Verhandlungen zum Ukraine-Krieg gehen in nächste Runde
In den Bemühungen um ein Ende des Ukraine-Kriegs kommen an diesem Samstag nationale Sicherheitsberater zu einem Treffen in Kyjiw zusammen. Laut dem ukrainischen Präsidenten Wolodymyr Selenskyj haben 15 Länder sowie Vertreter von Europäischer Union und NATO ihre Teilnahme zugesagt. Das US-Team wird demnach online zugeschaltet. Selenskyj erwartet Fortschritte beim schwierigen Thema Sicherheitsgarantien für sein Land.
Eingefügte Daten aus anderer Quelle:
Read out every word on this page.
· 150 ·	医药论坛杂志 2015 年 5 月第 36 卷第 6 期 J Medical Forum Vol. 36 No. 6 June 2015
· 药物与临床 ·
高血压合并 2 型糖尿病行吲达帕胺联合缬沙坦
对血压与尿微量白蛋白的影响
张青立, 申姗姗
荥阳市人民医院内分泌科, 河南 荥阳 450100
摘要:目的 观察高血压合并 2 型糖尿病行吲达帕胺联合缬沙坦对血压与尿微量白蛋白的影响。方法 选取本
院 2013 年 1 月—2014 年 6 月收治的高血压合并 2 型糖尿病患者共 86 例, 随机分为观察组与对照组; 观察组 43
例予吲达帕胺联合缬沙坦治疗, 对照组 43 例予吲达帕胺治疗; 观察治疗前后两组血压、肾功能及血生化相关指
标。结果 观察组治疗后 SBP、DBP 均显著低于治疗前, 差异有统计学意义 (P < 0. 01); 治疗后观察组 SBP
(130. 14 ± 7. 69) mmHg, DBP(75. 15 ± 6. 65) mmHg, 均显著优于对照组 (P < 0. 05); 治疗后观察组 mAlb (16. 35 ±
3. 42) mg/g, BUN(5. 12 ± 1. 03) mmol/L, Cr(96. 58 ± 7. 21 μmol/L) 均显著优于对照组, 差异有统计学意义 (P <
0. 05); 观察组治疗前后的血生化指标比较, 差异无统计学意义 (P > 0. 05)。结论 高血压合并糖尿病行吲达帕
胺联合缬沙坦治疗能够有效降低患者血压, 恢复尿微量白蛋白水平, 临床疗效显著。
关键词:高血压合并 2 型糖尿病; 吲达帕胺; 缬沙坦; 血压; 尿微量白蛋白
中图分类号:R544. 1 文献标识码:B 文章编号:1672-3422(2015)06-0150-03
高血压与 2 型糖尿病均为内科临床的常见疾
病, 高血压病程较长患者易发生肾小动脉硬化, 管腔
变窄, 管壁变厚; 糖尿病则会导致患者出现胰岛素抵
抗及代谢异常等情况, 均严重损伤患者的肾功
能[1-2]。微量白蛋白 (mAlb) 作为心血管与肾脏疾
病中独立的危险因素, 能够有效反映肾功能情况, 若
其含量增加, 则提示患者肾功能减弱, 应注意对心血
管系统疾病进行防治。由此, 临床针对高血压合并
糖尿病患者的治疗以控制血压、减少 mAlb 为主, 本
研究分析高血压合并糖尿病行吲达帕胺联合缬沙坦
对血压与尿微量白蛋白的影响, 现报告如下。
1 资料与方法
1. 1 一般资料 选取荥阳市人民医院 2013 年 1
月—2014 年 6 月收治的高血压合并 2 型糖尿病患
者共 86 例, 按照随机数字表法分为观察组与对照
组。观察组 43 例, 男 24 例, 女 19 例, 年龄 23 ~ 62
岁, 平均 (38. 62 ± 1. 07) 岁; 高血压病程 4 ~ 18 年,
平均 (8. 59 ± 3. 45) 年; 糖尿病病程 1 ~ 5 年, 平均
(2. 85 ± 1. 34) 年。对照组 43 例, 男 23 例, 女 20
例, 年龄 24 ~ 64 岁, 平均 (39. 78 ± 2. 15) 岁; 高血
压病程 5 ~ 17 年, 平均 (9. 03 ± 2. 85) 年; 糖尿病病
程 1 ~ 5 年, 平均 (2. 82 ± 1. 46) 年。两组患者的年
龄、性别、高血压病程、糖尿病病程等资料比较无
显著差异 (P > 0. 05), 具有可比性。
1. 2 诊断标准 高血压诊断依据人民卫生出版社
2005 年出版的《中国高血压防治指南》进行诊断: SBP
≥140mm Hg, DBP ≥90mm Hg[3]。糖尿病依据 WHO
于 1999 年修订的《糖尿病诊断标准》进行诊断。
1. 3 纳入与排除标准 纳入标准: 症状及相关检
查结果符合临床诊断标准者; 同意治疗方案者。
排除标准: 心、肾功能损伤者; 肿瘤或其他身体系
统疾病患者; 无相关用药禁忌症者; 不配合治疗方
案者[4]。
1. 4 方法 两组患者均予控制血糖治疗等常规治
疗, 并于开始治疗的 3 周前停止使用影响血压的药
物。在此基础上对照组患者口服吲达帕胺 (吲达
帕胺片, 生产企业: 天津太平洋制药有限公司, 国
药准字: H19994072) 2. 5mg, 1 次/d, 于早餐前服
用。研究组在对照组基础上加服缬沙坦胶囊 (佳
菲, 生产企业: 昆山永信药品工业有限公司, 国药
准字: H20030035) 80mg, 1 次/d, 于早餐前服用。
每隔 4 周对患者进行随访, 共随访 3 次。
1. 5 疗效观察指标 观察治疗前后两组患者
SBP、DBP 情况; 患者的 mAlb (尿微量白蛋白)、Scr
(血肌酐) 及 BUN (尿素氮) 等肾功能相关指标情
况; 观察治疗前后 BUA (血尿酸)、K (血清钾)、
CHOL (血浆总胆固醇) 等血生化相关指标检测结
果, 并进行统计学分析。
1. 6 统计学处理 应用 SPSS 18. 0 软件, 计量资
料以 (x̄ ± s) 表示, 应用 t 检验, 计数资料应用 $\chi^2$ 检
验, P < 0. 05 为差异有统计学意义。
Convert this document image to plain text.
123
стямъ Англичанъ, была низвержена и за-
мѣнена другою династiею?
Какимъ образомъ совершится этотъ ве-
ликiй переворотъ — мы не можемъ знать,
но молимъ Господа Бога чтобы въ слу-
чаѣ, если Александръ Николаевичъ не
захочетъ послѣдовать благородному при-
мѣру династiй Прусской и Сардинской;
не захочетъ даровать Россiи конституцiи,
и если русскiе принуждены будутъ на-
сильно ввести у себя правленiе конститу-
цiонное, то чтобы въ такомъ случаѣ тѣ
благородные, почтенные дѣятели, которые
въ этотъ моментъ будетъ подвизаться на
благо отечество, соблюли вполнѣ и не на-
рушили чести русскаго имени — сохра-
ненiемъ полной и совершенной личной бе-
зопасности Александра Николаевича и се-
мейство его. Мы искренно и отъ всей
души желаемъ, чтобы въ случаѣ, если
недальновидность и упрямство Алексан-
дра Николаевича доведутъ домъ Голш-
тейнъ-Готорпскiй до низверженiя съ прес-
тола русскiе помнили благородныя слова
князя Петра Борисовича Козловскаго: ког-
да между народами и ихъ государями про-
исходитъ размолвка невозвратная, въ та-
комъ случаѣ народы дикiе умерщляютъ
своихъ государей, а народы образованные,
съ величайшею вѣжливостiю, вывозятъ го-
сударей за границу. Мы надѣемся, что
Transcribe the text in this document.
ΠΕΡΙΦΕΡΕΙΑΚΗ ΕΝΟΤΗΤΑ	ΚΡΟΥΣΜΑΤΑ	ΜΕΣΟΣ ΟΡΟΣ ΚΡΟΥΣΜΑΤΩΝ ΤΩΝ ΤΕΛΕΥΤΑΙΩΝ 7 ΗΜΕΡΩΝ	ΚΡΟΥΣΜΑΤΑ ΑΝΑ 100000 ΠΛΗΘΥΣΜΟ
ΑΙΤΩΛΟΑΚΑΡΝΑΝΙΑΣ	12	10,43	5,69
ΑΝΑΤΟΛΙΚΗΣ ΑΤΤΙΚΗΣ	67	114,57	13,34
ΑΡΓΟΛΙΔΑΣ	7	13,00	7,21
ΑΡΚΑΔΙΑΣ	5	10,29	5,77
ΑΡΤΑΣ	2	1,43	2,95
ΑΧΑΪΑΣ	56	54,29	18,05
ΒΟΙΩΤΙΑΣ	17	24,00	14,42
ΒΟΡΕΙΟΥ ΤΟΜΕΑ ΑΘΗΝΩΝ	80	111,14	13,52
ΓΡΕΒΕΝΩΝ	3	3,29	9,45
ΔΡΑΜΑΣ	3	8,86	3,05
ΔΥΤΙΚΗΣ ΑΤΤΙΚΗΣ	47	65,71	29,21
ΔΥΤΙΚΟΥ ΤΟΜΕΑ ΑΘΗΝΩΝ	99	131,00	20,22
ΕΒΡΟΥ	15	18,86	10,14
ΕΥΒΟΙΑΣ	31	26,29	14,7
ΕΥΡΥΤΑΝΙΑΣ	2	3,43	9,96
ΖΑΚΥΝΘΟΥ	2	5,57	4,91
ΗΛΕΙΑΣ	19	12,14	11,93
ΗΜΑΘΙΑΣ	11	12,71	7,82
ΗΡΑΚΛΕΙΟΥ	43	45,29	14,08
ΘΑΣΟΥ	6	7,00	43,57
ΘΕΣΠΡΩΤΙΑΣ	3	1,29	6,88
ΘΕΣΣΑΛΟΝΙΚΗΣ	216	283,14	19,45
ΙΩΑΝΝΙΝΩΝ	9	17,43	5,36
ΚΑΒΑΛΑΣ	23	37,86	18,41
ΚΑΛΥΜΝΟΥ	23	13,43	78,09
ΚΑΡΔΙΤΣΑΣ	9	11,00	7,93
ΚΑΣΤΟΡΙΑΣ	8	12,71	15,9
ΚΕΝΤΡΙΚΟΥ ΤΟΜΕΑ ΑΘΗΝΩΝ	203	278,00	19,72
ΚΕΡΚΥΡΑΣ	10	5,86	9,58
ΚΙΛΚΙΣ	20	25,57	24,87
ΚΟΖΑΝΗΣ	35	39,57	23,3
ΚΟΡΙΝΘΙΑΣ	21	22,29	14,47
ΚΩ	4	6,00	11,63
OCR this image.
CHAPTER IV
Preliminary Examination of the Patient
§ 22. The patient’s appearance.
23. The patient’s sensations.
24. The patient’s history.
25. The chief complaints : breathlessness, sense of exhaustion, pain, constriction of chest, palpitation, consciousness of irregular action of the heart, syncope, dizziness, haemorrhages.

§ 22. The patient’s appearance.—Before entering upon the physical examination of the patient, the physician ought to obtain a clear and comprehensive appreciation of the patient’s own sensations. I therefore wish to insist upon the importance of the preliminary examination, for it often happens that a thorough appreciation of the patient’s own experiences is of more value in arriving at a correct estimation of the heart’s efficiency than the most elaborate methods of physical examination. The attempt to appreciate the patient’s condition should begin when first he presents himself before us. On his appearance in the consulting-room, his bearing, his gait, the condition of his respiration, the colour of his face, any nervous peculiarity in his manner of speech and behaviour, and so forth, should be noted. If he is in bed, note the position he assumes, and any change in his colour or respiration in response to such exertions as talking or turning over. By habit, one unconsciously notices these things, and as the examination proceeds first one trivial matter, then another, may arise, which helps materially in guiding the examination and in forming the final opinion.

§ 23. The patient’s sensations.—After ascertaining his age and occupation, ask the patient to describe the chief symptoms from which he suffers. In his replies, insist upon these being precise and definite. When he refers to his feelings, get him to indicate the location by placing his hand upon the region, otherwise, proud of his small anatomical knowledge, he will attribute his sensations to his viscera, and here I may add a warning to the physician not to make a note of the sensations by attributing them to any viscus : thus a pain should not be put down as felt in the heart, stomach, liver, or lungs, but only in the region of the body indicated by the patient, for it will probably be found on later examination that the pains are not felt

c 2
Die militärische Komponente sei der Schlüssel dazu, der Ukraine wirklich Sicherheit zu garantieren, schrieb Selenskyj in sozialen Medien.
Bulgarien führt als 21. Land den Euro als Währung ein
Mit Beginn des neuen Jahres hat Bulgarien den Lew durch den Euro ersetzt. Der südosteuropäische Staat ist damit das 21. Land, in dem die Gemeinschaftswährung das offizielle Zahlungsmittel ist. Zugleich ist es das erste Land am Schwarzen Meer, in dem der Euro gilt. Bulgarien ist gemessen am Bruttoinlandsprodukt pro Kopf das ärmste Land der EU. Seit 2004 ist das Land NATO-Mitglied, 2007 trat es der EU bei. Im Korruptionswahrnehmungsindex der Organisation Transparency International landete Bulgarien zuletzt auf dem letzten Platz unter den EU-Mitgliedstaaten. Nach Massenprotesten gegen Korruption war die bulgarische Regierung Mitte Dezember nach weniger als einem Jahr im Amt zurückgetreten.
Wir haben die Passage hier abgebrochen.